GKN Powder Metallurgy Gets New CEO & Builds Its Magnet Business Signing Schaeffler as Key Customer in Automotive Electrification 

Jean-Marc Durbuis joins GKN Powder Metallurgy as new CEO 

Dowlais Group Plc, the recently established parent company of GKN Powder Metallurgy, has appointed Jean-Marc Durbuis as the new chief executive officer of GKN Powder Metallurgy.  He joined the company in March from Allnex, a supplier of resins and additives to the coating and inks industry where he was executive vice president of one of its global divisions with revenues of over €1 billion. Already a leading supplier of powder metal materials and sintered metal components, GKN PM lately has been expanding aggressively into magnet manufacturing to broaden its portfolio for the electric vehicle market. 

New volume magnet production plant starts up this year in Germany for GKN Powder Metallurgy, with plans to expand next into North America.

Last year, Dowlais demerged GKN Automotive and GKN Powder Metallurgy from Melrose Industries and launched GKN Hydrogen to create a new publicly held enterprise focused on electrification opportunities in the automotive industry including an intention to accelerate growth with a merger and acquisition strategy. Durbuis replaces longtime former CEO Diego Laurent who has stepped down from the role after 31 years with the company. The hydrogen unit specializes in metal hydride storage solutions. 

As earlier reported in Magnetics Magazine, the company recently announced its expansion into permanent magnets, planning to build production facilities in Europe and North America with a capacity of up to 4,000 tons annually. 

In October, it announced its first major customer for the new magnet production lines – Schaeffler AG, a motion technology company and top automotive supplier. The two companies signed a memorandum of understanding for GKN PM to supply Schaeffler locally with permanent magnets. 

With multiple manufacturing plants for motion technologies worldwide and plans to absorb powertrain manufacturer Vitesco Technologies, Schaeffler AG of Germany is positioned to purchase a lot of magnets. 

The deal is seen as particularly significant given Schaeffler’s since-announced plans to establish a new automotive manufacturing plant in North America while also forging a merger of automotive top-tier powertrain supplier Vitesco Technologies into Schaeffler.

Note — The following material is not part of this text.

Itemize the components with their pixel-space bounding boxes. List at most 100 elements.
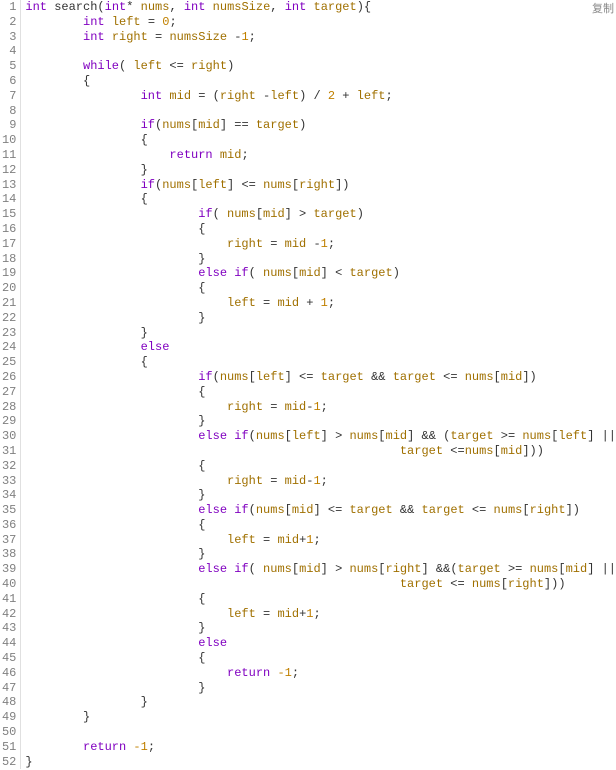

Focused on e-mobility products, the new plant in Dover, Ohio was announced in February. Schaeffler currently has 15 plants in the Americas region and five research and development locations. The planned merger with Vitesco was announced in March and is expected to be completed by year-end. 
 
“We are delighted to partner with Schaeffler to jointly provide solutions to the challenges of supplying permanent magnets to the automotive and other industries,” said Diego Laurent, former CEO of GKN PM when the deal was announced. “This is a perfect match of two companies with a long-standing relationship and a strong commitment to sustainability and innovation. The development of permanent magnets for EVs is a logical step for GKN Powder Metallurgy.” 

Matthias Zink, CEO Automotive Technologies at Schaeffler, commented: “Schaeffler has key strengths in passenger car electrification, particularly in electric motors, which are integral components of all electric axles and hybrid modules. To ensure our successful growth in this segment especially in Europe and North America we aim to establish resilient, local, and sustainable supply chains for the relevant components like permanent magnets. This cooperation with GKN Powder Metallurgy is an important step towards this goal.” In February, Zink was re-appointed by the Schaeffler board to serve in his position another five years.